Sen niepokoił go nie mało. Miewał czasem wizje, jednak żadna nie wydawała się tak bardzo realna. No i żadnej wcześniej nie współdzielił z rodzeństwem. Nie mogła być to wiadomość od duchów... Ów człowiek, wyglądający niczym wrak ludzkiego organizmu, musiał być nie lada potężnym wieszczem i widzącym. Jednak nie to było najważniejsze. Ów szaman chciał się skontaktować z całą trójką. Przekazać jakieś przesłanie ostatnim z plemienia giganciokrwistych.
- Tak. Też to widziałem. - odpowiedział spokojnie i powoli unosząc się z posłania. Co też owa wiadomość miała znaczyć? Chciał byśmy do niego przybyli? Znaleźli go? Czemu zatem nie dał więcej wskazówek? I jakie były jego zamiary. Tak wiele pytań, tak mało odpowiedzi.
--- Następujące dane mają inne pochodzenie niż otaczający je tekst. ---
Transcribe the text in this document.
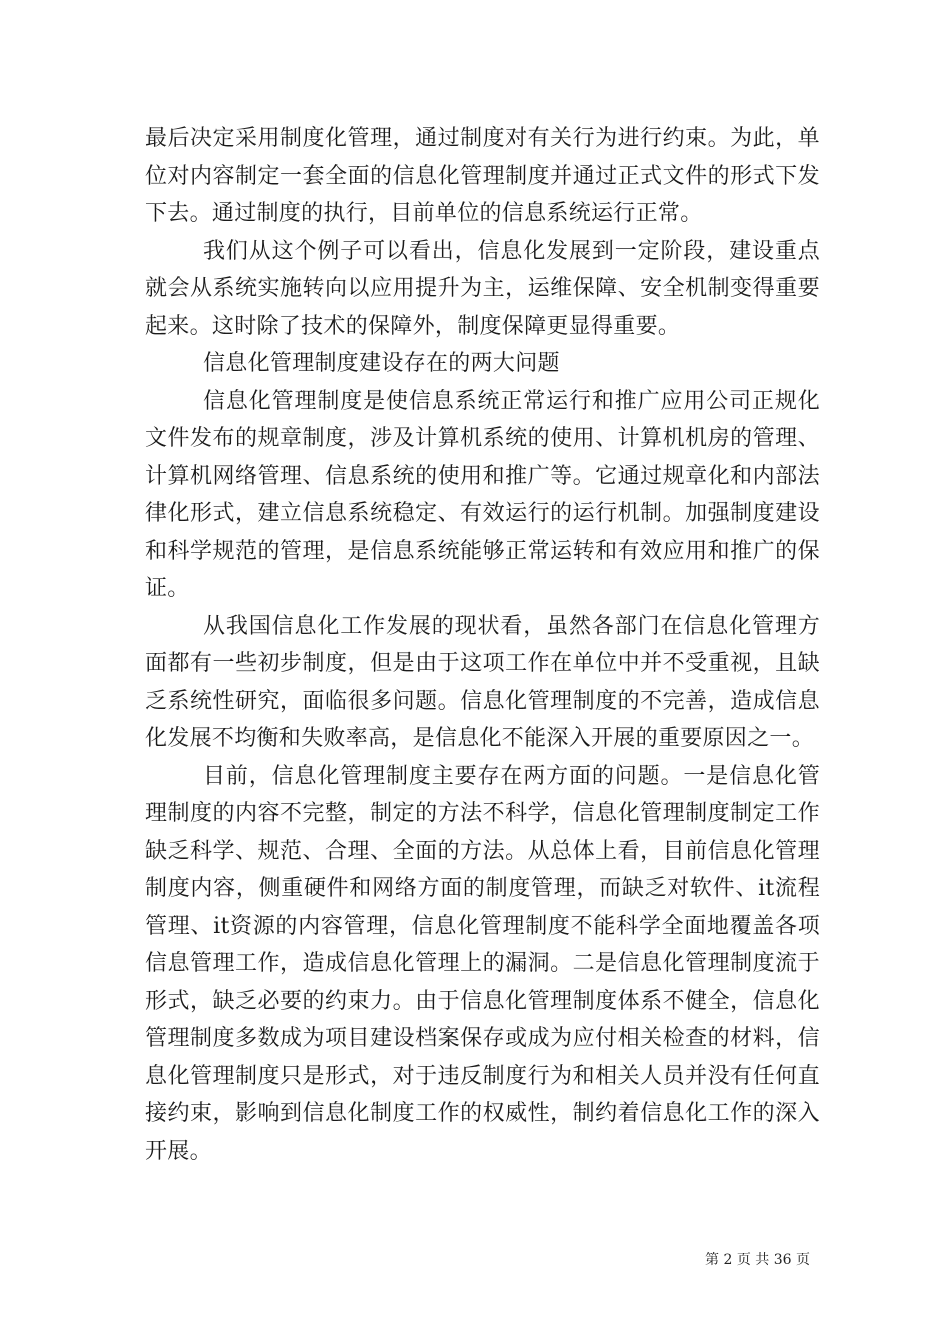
最后决定采用制度化管理，通过制度对有关行为进行约束。为此，单位对内容制定一套全面的信息化管理制度并通过正式文件的形式下发下去。通过制度的执行，目前单位的信息系统运行正常。

我们从这个例子可以看出，信息化发展到一定阶段，建设重点就会从系统实施转向以应用提升为主，运维保障、安全机制变得重要起来。这时除了技术的保障外，制度保障更显得重要。

信息化管理制度建设存在的两大问题

信息化管理制度是使信息系统正常运行和推广应用公司正规化文件发布的规章制度，涉及计算机系统的使用、计算机机房的管理、计算机网络管理、信息系统的使用和推广等。它通过规章化和内部法律化形式，建立信息系统稳定、有效运行的运行机制。加强制度建设和科学规范的管理，是信息系统能够正常运转和有效应用和推广的保证。

从我国信息化工作发展的现状看，虽然各部门在信息化管理方面都有一些初步制度，但是由于这项工作在单位中并不受重视，且缺乏系统性研究，面临很多问题。信息化管理制度的不完善，造成信息化发展不均衡和失败率高，是信息化不能深入开展的重要原因之一。

目前，信息化管理制度主要存在两方面的问题。一是信息化管理制度的内容不完整，制定的方法不科学，信息化管理制度制定工作缺乏科学、规范、合理、全面的方法。从总体上看，目前信息化管理制度内容，侧重硬件和网络方面的制度管理，而缺乏对软件、it流程管理、it资源的内容管理，信息化管理制度不能科学全面地覆盖各项信息管理工作，造成信息化管理上的漏洞。二是信息化管理制度流于形式，缺乏必要的约束力。由于信息化管理制度体系不健全，信息化管理制度多数成为项目建设档案保存或成为应付相关检查的材料，信息化管理制度只是形式，对于违反制度行为和相关人员并没有任何直接约束，影响到信息化制度工作的权威性，制约着信息化工作的深入开展。

第 2 页 共 36 页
- Nie zostawiła by nas ot tak. Musiała mieć ważny powód by wyruszyć. Lepiej znajdźmy ją nim stanie się coś złego - Nie drgnęła mu nawet powieka gdy okazało się, że ich rodzicielka zniknęła w ciemnościach nocy, ni ręka zadrżała. Jednak w głębi serca dokuczliwy skurcz jął ściskać mu trzewia doprowadzając niemal do granic szaleństwa. - I to prędko. - dodał porywając swój niewielki dobytek. Ruszył za swą siostrą ufając w jej umiejętności tropienia.